しかも、この候補者の芸人は前回2017年の総選挙の投開票日夜に、立憲民主党が野党第一党になる情勢が判明すると、
本当は野党第1党は共産党が良かったです。こんな気持ち初めて。立憲民主党は支持するけど、枝野さんとか、どうしても支持できないし。原発事故後の取材を通じて、昨年の野党共闘下での枝野さんの動きを取材して、無いな100%だったので。共産党、今後も本当に支持する。(2017年10月22日のツイート)
とツイート。
その当人が、枝野氏が率いる立憲民主党から平然と立候補しているのだ。
立憲民主党の枝野代表はこの候補らの擁立を決めた2018年9月の会見で、
いずれの候補も党の考えを体現する人たちだ(『朝日新聞』2018年9月29日)
と語っている。
なお、この候補者は消費税率引き上げに関しても、枝野代表が言明した立憲民主党の方針とは異なる独自の主張を街頭演説で続けている。
政策を語れない候補者
さらに立憲民主党は元アイドルグループの女性を擁立しているが、こちらも政治家としての資質に強い疑問を抱かざるを得ない。

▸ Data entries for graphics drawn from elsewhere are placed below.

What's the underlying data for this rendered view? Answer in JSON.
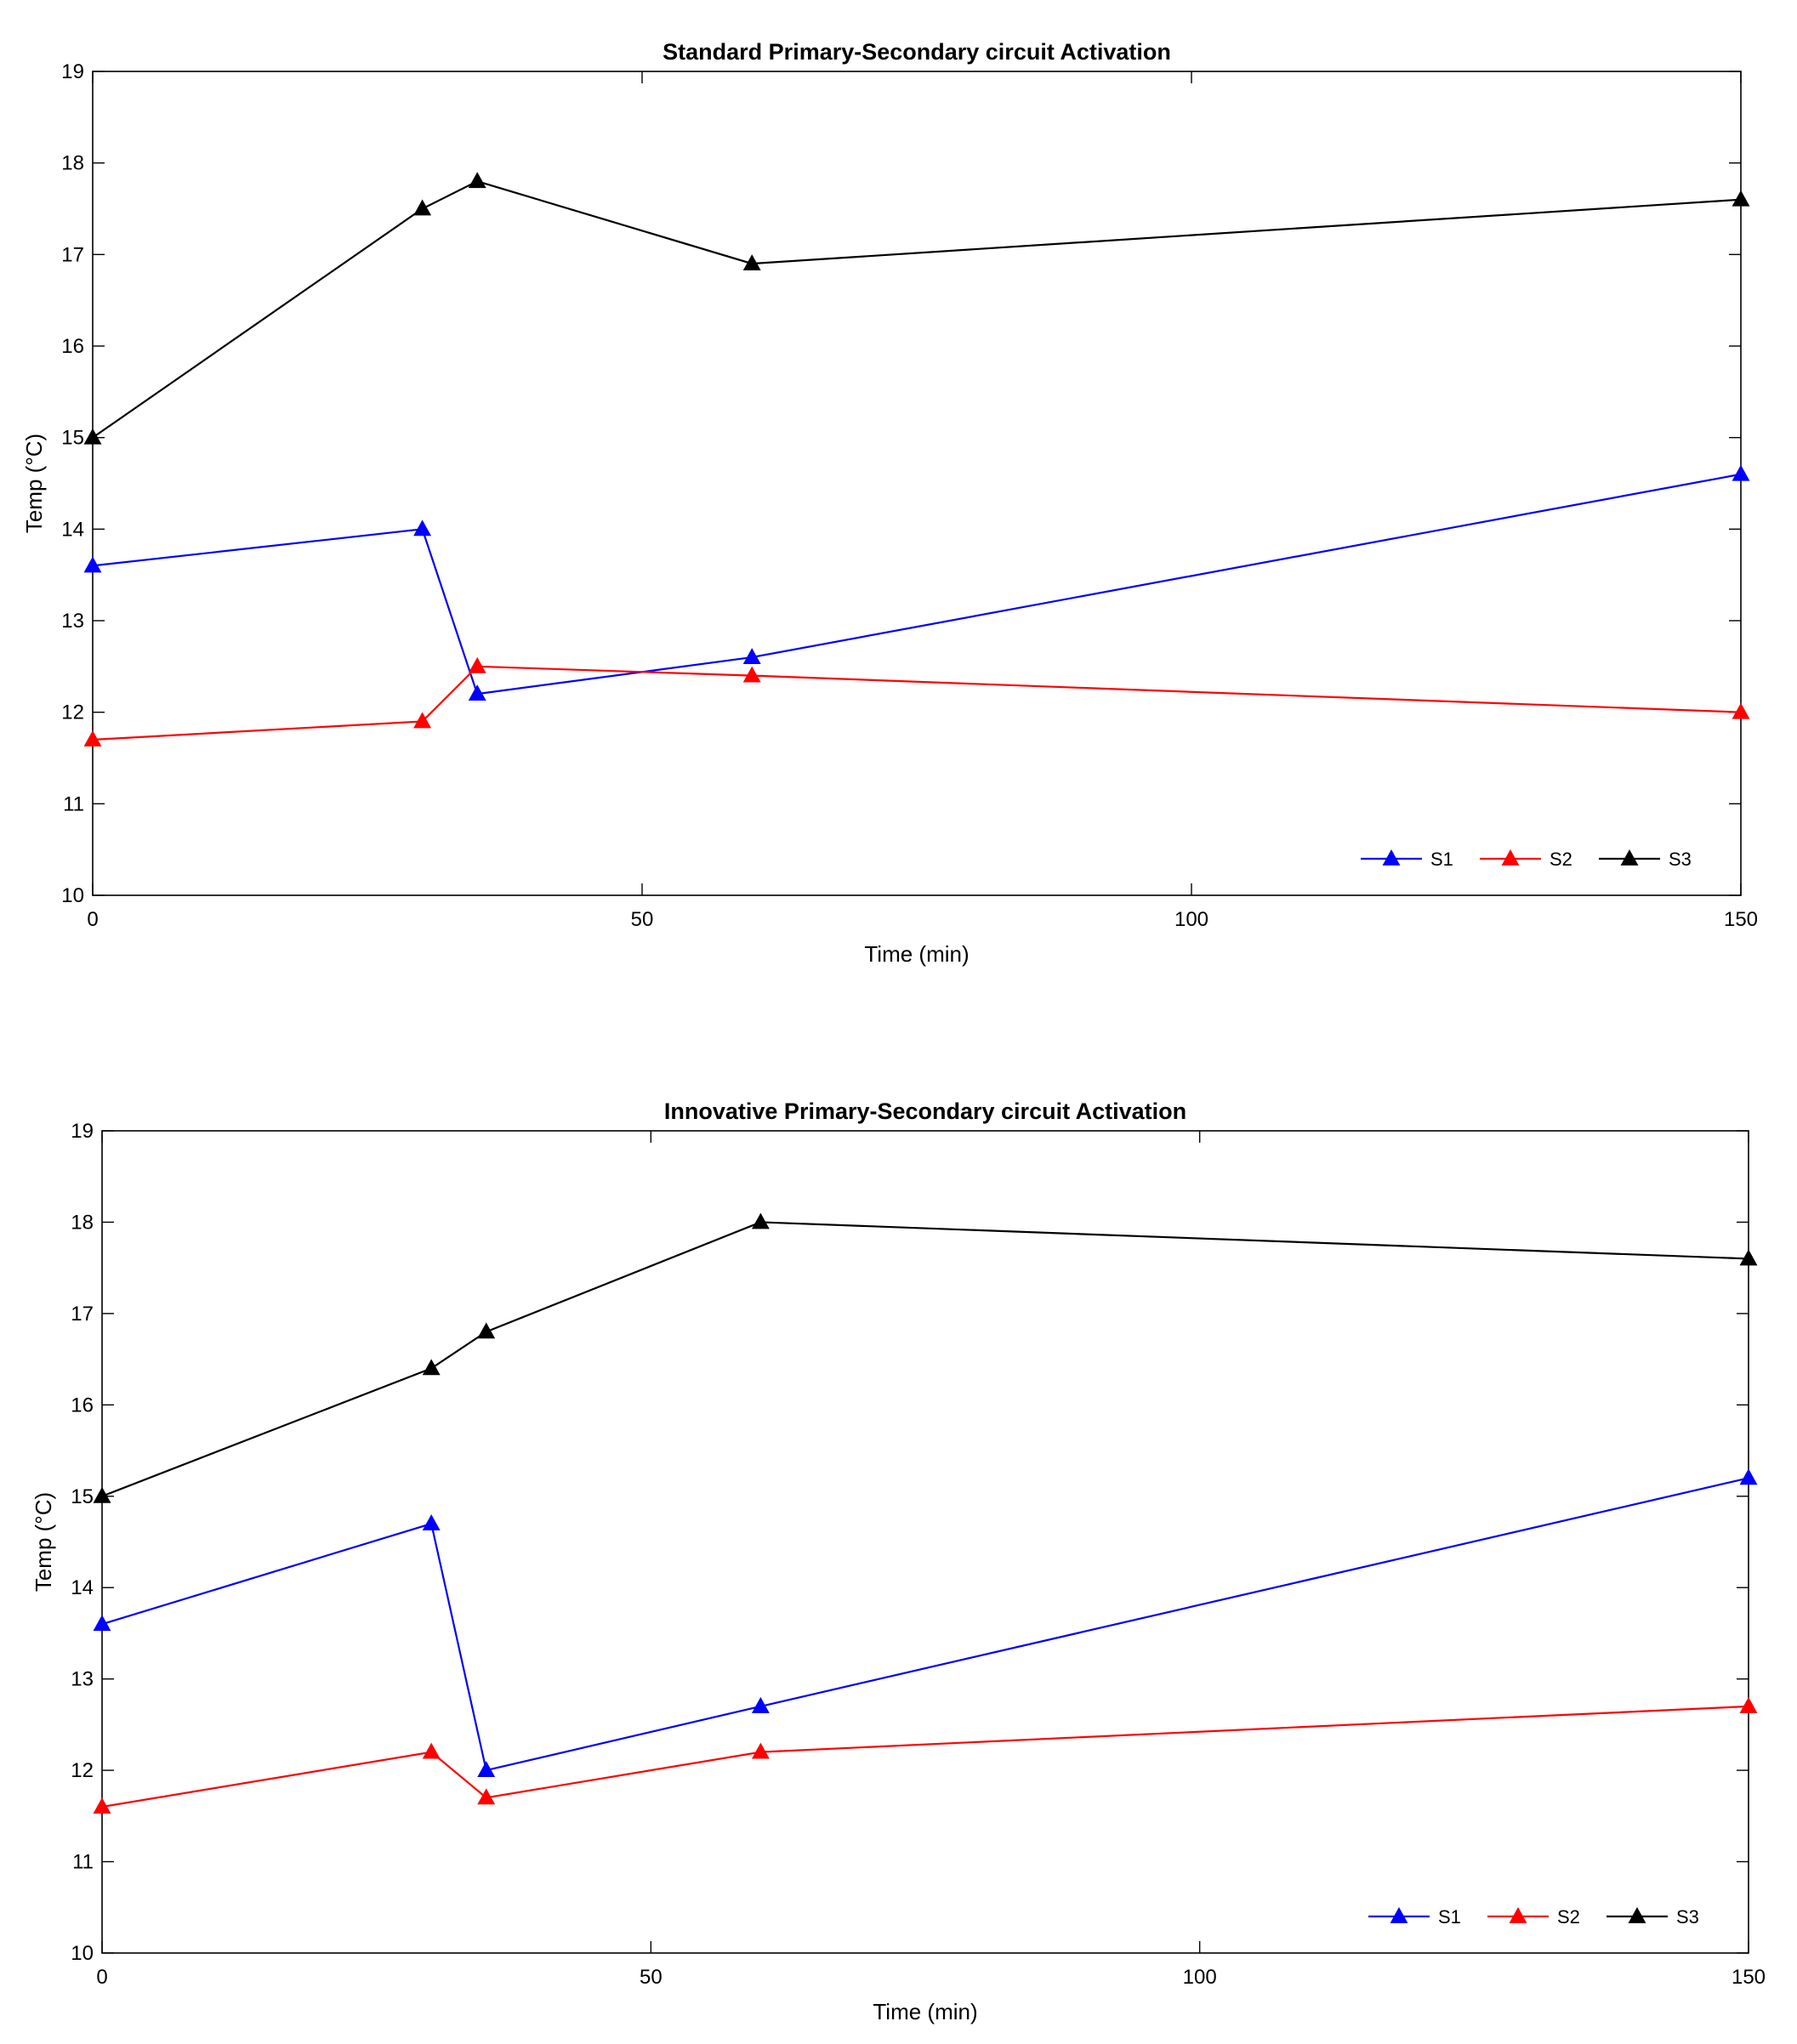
{
  "chart_data": [
    {
      "type": "line",
      "title": "Standard Primary-Secondary circuit Activation",
      "xlabel": "Time (min)",
      "ylabel": "Temp (°C)",
      "xlim": [
        0,
        150
      ],
      "ylim": [
        10,
        19
      ],
      "xticks": [
        0,
        50,
        100,
        150
      ],
      "yticks": [
        10,
        11,
        12,
        13,
        14,
        15,
        16,
        17,
        18,
        19
      ],
      "grid": false,
      "legend_position": "bottom-right",
      "x": [
        0,
        30,
        35,
        60,
        150
      ],
      "series": [
        {
          "name": "S1",
          "color": "#0000ff",
          "marker": "triangle",
          "values": [
            13.6,
            14.0,
            12.2,
            12.6,
            14.6
          ]
        },
        {
          "name": "S2",
          "color": "#ff0000",
          "marker": "triangle",
          "values": [
            11.7,
            11.9,
            12.5,
            12.4,
            12.0
          ]
        },
        {
          "name": "S3",
          "color": "#000000",
          "marker": "triangle",
          "values": [
            15.0,
            17.5,
            17.8,
            16.9,
            17.6
          ]
        }
      ]
    },
    {
      "type": "line",
      "title": "Innovative Primary-Secondary circuit Activation",
      "xlabel": "Time (min)",
      "ylabel": "Temp (°C)",
      "xlim": [
        0,
        150
      ],
      "ylim": [
        10,
        19
      ],
      "xticks": [
        0,
        50,
        100,
        150
      ],
      "yticks": [
        10,
        11,
        12,
        13,
        14,
        15,
        16,
        17,
        18,
        19
      ],
      "grid": false,
      "legend_position": "bottom-right",
      "x": [
        0,
        30,
        35,
        60,
        150
      ],
      "series": [
        {
          "name": "S1",
          "color": "#0000ff",
          "marker": "triangle",
          "values": [
            13.6,
            14.7,
            12.0,
            12.7,
            15.2
          ]
        },
        {
          "name": "S2",
          "color": "#ff0000",
          "marker": "triangle",
          "values": [
            11.6,
            12.2,
            11.7,
            12.2,
            12.7
          ]
        },
        {
          "name": "S3",
          "color": "#000000",
          "marker": "triangle",
          "values": [
            15.0,
            16.4,
            16.8,
            18.0,
            17.6
          ]
        }
      ]
    }
  ]
}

6月26日の立候補表明の記者会見。最初に手を挙げた記者から「出生率を上げるためにはどのような対策をとるべきか」等と問われると、この元アイドルは途端に顔をこわばらせた。あきらかに、何を答えていいのかわからないといった様子。
困惑した表情のままようやく口をついて出たのは、
やはり……子育て支援に関する政策というのを、中心に、私自身がもし立候補して、しゅつ……はい、当選できたならば……中心を、はい、子育て支援に関する政策を中心に、主張をしていきたいと思っております。育児、教育、家族のために総合的に、政策に取り組むべきだと思っております」(「SankeiNews」2019年6月26日)
という、まったく意味不明の言葉だった。
ほかにも、縁もゆかりもない兵庫県に落下傘候補として擁立されたフリーアナウンサーの女性も、ろくに政策を語ることができず、
テレビの仕事に戻りたい。大変ですもん、これ
と言い放った様子が拡散されて批判を浴びている。
参議院議員という仕事を、安易な再就職先のように考えてもらっては困る。
くりかえすが、こういう候補者たちでも当選すれば6年間、参議院議員の身分が保証され、3億円以上の税金が使われるのである。
即戦力として働ける多様な候補者を揃えている政党と、どう考えても票集めが目的で〝人寄せパンダ〟を揃えたとしか思えない政党と。
一般庶民の生涯所得にさえ匹敵するような多額の税金を、6年間で与えてよい候補者かどうか、しっかり吟味していきたい。